I would like to provide a comprehensive list of important books to read, like christian_left did, but my reading is neither so broad nor so organized. I would, however, like to recommend from my recent reading Marcus Rediker's Villains of All Nations: Atlantic Pirates in the Golden Age (Beacon Press, 2004). I will attempt to make a case for its political and cultural relevance.
Rediker describes seamen as a maritime proletariat, and the ships they worked on as the factories of the 18th century world--the machines through which large amounts of capital were accumulated. Turning pirate--or choosing to go 'on the account,' in 18th century terms--was as much a labor action as an attempt to get rich. Of use for us today, I think, is the description of the communal and democratic nature of pirate society. The ship was held to be common property, and important decisions (such as who would be captain) were voted on by the crew. Any wealth generated by the operation of the ship was distributed in shares to the entire crew in accordance with compacts (usually written) agreed upon beforehand by the entire crew.

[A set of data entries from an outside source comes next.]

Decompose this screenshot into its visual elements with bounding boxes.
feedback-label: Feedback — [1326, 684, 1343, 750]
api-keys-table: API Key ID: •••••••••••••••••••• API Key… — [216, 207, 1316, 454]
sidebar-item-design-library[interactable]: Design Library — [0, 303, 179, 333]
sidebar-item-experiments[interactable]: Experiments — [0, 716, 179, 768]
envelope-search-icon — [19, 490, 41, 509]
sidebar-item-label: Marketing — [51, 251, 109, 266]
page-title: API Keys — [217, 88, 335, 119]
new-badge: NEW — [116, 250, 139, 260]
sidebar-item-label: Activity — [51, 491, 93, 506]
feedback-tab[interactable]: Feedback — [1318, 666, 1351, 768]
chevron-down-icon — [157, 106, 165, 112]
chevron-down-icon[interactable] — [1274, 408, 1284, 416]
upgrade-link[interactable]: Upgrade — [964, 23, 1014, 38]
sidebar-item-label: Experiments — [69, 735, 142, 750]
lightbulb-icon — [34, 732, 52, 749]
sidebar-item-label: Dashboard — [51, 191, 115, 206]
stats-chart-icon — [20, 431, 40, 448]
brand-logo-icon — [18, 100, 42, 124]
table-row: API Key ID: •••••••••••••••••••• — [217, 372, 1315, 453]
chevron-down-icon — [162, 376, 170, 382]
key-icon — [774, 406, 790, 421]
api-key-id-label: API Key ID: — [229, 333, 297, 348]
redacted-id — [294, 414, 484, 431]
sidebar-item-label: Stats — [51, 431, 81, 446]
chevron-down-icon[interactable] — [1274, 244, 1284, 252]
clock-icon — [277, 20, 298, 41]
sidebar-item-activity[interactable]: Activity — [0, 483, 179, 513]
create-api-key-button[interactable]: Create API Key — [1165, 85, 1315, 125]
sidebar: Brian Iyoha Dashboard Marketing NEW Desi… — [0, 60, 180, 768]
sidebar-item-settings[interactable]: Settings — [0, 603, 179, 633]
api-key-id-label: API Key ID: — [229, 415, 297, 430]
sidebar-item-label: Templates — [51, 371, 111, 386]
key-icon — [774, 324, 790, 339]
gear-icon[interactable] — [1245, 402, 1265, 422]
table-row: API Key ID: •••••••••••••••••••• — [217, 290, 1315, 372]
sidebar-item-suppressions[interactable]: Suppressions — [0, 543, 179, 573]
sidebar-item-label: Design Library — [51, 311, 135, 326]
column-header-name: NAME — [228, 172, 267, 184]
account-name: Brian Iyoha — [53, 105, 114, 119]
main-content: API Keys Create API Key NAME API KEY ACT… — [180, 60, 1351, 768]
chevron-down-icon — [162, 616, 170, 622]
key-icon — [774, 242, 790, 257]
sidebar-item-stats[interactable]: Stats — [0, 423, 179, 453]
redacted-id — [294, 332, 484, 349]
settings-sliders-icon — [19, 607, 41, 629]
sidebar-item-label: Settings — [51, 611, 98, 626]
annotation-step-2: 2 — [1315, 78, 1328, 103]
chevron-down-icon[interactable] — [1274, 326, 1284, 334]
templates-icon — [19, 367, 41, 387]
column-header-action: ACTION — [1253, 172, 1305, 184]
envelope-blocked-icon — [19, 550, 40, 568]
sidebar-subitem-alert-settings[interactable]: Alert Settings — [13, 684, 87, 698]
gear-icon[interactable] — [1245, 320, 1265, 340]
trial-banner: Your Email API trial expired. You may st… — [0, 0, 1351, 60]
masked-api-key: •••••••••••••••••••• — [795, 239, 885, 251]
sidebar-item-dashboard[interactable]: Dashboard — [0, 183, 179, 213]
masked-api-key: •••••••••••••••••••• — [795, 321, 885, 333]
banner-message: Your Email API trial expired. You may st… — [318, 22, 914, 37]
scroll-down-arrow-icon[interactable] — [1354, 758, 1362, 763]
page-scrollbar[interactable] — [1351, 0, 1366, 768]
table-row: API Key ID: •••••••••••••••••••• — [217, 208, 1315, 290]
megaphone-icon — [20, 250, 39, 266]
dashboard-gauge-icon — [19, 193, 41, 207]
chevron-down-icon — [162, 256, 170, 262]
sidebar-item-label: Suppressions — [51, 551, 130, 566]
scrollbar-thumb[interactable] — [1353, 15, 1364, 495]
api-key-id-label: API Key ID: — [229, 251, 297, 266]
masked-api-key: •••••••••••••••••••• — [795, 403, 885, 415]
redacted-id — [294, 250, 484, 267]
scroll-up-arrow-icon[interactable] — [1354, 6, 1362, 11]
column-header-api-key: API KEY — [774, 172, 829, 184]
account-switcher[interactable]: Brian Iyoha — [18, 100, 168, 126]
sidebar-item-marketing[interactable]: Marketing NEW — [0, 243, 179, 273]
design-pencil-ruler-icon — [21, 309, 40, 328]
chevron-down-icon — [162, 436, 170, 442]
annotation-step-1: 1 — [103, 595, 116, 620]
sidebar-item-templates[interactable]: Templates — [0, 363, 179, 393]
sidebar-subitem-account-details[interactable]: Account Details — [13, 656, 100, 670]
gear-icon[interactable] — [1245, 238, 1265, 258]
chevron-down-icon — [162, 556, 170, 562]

This form of communal self-organization in opposition to the state and to capital is an important precedent for those seeking to resist the current near-hegemony of free market corporate capitalism. Keeping even the idea of such forms of society alive in an age increasingly dominated by obsequience to hierarchy, profit and blind self-interest helps preserve the hope for viable alternative movements. And, although I tend not to believe in national characters, the figure of the rebel against authority and privilege is vitally important to the American mythos. A political movement that incorporated a revival of purposeful rebelliousness could tap into cultural currents very powerful to American society.
Rediker may have an overly romantic view of pirates and pirate society, but his scholarship seems quite sound. For a more in-depth survey of the world of the 18th century seaman, Rediker's earlier, more scholarly book, Between the Devil and the Deep Blue Sea: Merchant Seaman, Pirates, and the Anglo-American Maritime World, 1700-1750 (Cambridge UP, 1987) is also quite good, though longer and less entertaining.